Hit the jump for the run down of the three gaming nominees and the link to see Cnet’s full write up on the products and the entire Best of CES nominee list.

Nyko Wireless Nunchuck
The Nintendo Wii uses a wireless remote to begin with, but that remote still manages to use a cord half the time. Most Wii games use both the Wii Remote and the Wii Nunchuck, an analog stick peripheral that plugs into the base of the remote via a long cable. Nyko first cut the Wii cord with the Wireless Sensor Bar and is taking away yet another tether with the Wireless Nunchuck. The Nyko Wireless Nunchuck connects to the Wiimote via a little wireless dongle that clicks into the controller’s accessory jack.

Gateway FX7020
Gateway bowed two new gaming desktops at the show today, the high-end FX540, and the more modest FX7020. The former is an update to Gateway’s year-old customisable, semi-high-end Intel-based PCs. The FX7020 packages a quad-core AMD Phenom chip in to a relatively affordable $US 1,099 package. Gateway’s FX7020 represents the type of PC we expect to see a lot of in 2008: the $US 1,000 to $US 1,500 gamer that finally has the graphics horsepower to handle the newest 3D PC games.

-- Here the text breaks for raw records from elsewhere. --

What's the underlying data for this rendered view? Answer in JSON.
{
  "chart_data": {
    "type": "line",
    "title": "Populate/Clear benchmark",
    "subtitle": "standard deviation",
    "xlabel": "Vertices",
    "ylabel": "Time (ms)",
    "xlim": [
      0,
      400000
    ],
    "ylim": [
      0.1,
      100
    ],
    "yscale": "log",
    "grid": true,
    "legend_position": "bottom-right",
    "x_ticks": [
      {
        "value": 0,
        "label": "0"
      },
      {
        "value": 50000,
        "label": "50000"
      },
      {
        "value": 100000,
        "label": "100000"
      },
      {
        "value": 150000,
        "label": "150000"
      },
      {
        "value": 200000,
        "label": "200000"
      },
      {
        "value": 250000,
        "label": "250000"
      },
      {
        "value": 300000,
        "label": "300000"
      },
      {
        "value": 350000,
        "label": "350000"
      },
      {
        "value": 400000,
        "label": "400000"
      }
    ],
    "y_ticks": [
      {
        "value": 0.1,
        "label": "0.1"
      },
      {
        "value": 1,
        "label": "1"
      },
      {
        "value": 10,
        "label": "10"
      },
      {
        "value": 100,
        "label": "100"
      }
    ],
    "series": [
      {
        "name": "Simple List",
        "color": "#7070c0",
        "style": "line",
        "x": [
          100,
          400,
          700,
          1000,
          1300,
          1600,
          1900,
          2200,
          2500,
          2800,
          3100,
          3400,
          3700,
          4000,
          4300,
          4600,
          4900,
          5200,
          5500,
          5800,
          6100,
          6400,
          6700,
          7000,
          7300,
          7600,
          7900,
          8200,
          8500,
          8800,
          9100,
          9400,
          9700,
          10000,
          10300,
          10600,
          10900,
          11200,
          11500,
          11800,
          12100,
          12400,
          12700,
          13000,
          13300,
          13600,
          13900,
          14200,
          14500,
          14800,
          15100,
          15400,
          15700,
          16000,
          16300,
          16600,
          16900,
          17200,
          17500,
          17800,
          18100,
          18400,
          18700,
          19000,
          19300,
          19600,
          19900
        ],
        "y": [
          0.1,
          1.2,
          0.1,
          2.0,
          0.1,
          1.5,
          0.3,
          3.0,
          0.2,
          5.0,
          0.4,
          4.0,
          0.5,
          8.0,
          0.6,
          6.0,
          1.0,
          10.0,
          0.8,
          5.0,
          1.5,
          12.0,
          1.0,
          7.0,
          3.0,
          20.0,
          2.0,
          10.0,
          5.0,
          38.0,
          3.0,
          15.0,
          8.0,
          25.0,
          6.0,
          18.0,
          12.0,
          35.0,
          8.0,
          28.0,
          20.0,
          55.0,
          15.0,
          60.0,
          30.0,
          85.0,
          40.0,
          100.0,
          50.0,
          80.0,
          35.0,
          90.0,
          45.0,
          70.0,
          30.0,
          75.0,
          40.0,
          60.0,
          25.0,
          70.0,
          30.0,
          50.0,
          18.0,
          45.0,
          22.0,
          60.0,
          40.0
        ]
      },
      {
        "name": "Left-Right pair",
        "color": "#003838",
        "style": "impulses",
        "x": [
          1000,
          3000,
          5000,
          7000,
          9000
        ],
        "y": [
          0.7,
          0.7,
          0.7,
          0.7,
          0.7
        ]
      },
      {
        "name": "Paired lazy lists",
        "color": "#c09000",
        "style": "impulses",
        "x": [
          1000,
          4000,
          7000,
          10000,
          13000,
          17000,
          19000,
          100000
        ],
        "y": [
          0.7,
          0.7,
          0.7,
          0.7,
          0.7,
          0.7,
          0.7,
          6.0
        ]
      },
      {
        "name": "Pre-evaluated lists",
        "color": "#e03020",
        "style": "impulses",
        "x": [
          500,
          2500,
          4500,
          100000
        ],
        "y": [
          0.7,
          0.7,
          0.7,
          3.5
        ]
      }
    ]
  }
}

Alienware’s Curved Display
Alienware put on what it termed a “technology statement” in Vegas tonight with the aptly named “curved display.” That’s its unofficial name. It also has no price yet, and no release date more specific than “second half of 2008.” What we can tell you is that after the brief minute or so we spent with this monitor, we think high-end PC gamers are going to be excited for it. The specifics are that it’s a rear-projection DLP screen that can run at a resolution of 2,880×900 pixels (wider than a 30-inch LCD, but not quite as tall).